Dale Chihuly, glass artist extraordinaire, and the Shaw gardens, otherwise known as the Missouri Botanical Gardens – amazing confluence of sinuous movement in glass and nature in all her glory! Even before one enters the Ridgeway Visitor Center, a huge centerpiece of writhing glass, that resolves into almost calla lily like shapes at the top, can be seen from the outside.
Close by is another set of Chihuly pieces; the “onions” as they are fondly called, are blown glass pieces that float on a pond amidst water lilies and three statues set on towering pillars.
The walk takes us through the bluebell park, a serene setting that houses Mr. Shaw’s remains in a small mausoleum with stained glass windows. Walking further one reaches the extensive Japanese gardens set around a large lake, and complete with pagodas, wood bridges and a small pond full of colorful koi clamoring for food.
As one circles back to the beginning, another place worth stopping at is the urban garden.
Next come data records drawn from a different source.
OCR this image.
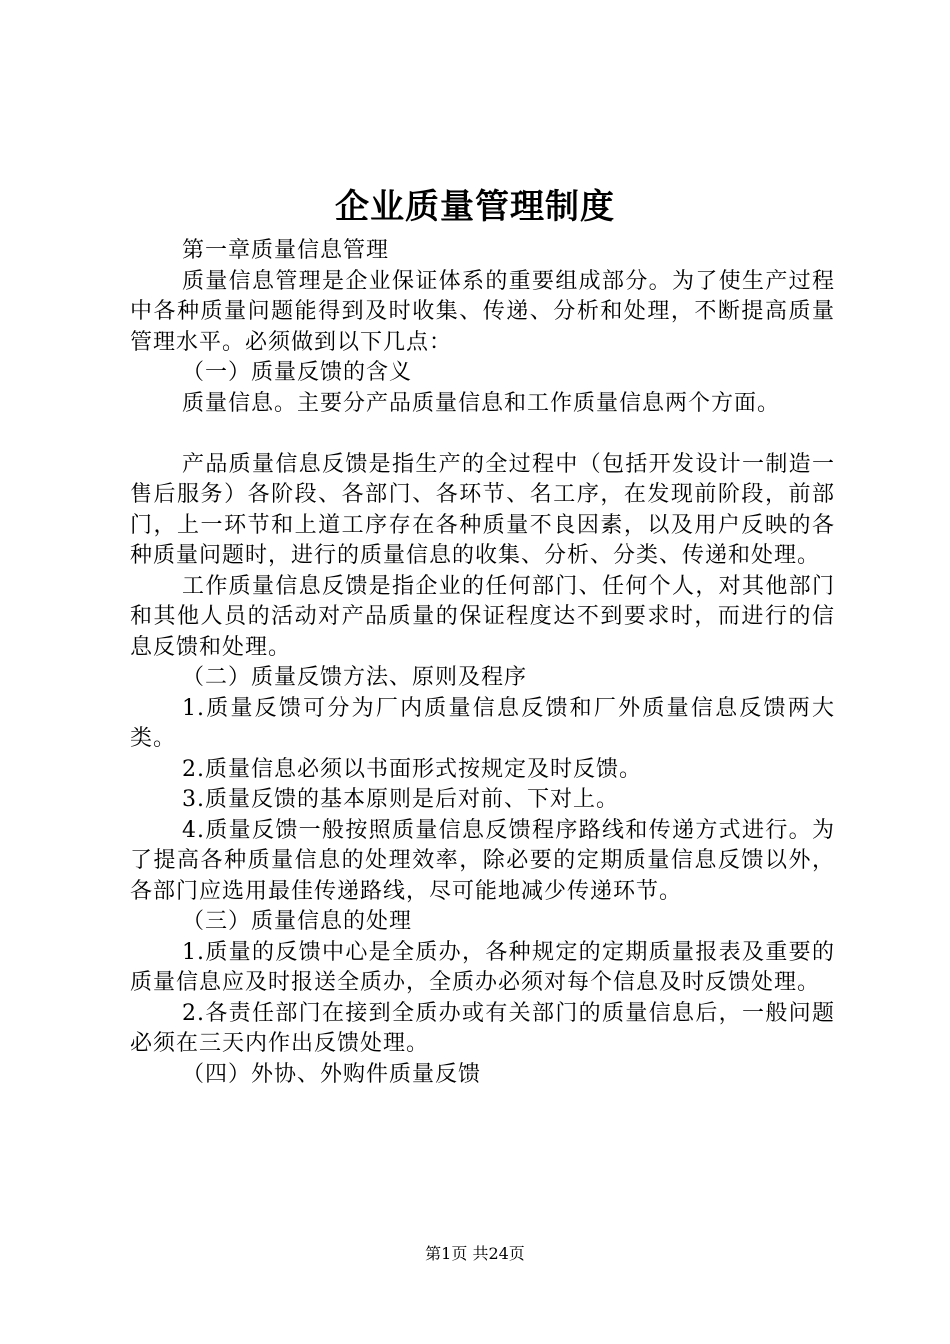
企业质量管理制度

第一章质量信息管理

质量信息管理是企业保证体系的重要组成部分。为了使生产过程中各种质量问题能得到及时收集、传递、分析和处理，不断提高质量管理水平。必须做到以下几点：

（一）质量反馈的含义

质量信息。主要分产品质量信息和工作质量信息两个方面。

产品质量信息反馈是指生产的全过程中（包括开发设计一制造一售后服务）各阶段、各部门、各环节、名工序，在发现前阶段，前部门，上一环节和上道工序存在各种质量不良因素，以及用户反映的各种质量问题时，进行的质量信息的收集、分析、分类、传递和处理。

工作质量信息反馈是指企业的任何部门、任何个人，对其他部门和其他人员的活动对产品质量的保证程度达不到要求时，而进行的信息反馈和处理。

（二）质量反馈方法、原则及程序

1.质量反馈可分为厂内质量信息反馈和厂外质量信息反馈两大类。

2.质量信息必须以书面形式按规定及时反馈。

3.质量反馈的基本原则是后对前、下对上。

4.质量反馈一般按照质量信息反馈程序路线和传递方式进行。为了提高各种质量信息的处理效率，除必要的定期质量信息反馈以外，各部门应选用最佳传递路线，尽可能地减少传递环节。

（三）质量信息的处理

1.质量的反馈中心是全质办，各种规定的定期质量报表及重要的质量信息应及时报送全质办，全质办必须对每个信息及时反馈处理。

2.各责任部门在接到全质办或有关部门的质量信息后，一般问题必须在三天内作出反馈处理。

（四）外协、外购件质量反馈

第1页 共24页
There are enormous gourds that hang from a trellis, and splashes of color brighten the space.
There is a final Chihuly sculpture, a matched pair actually, that adorns two sets of gates, a riot of golden yellow swirls and curlicues that glow in the sunlight.
Of course as one exits, the sculpture in the Ridgeway center can be seen close up, gloriously complex with a subtle blend of white, sky blue and cobalt.
I first saw Mr. Chihuly’s work at the Monteray Bay aquarium, where his glass “jellies” vied for attention amongst the jellyfish from the ocean. Then there was an enormous sunburst sculpture at the entrance of the DeYoung museum. On further investigation one can find him everywhere – including in the Rotunda at the Victoria and Albert museum in London!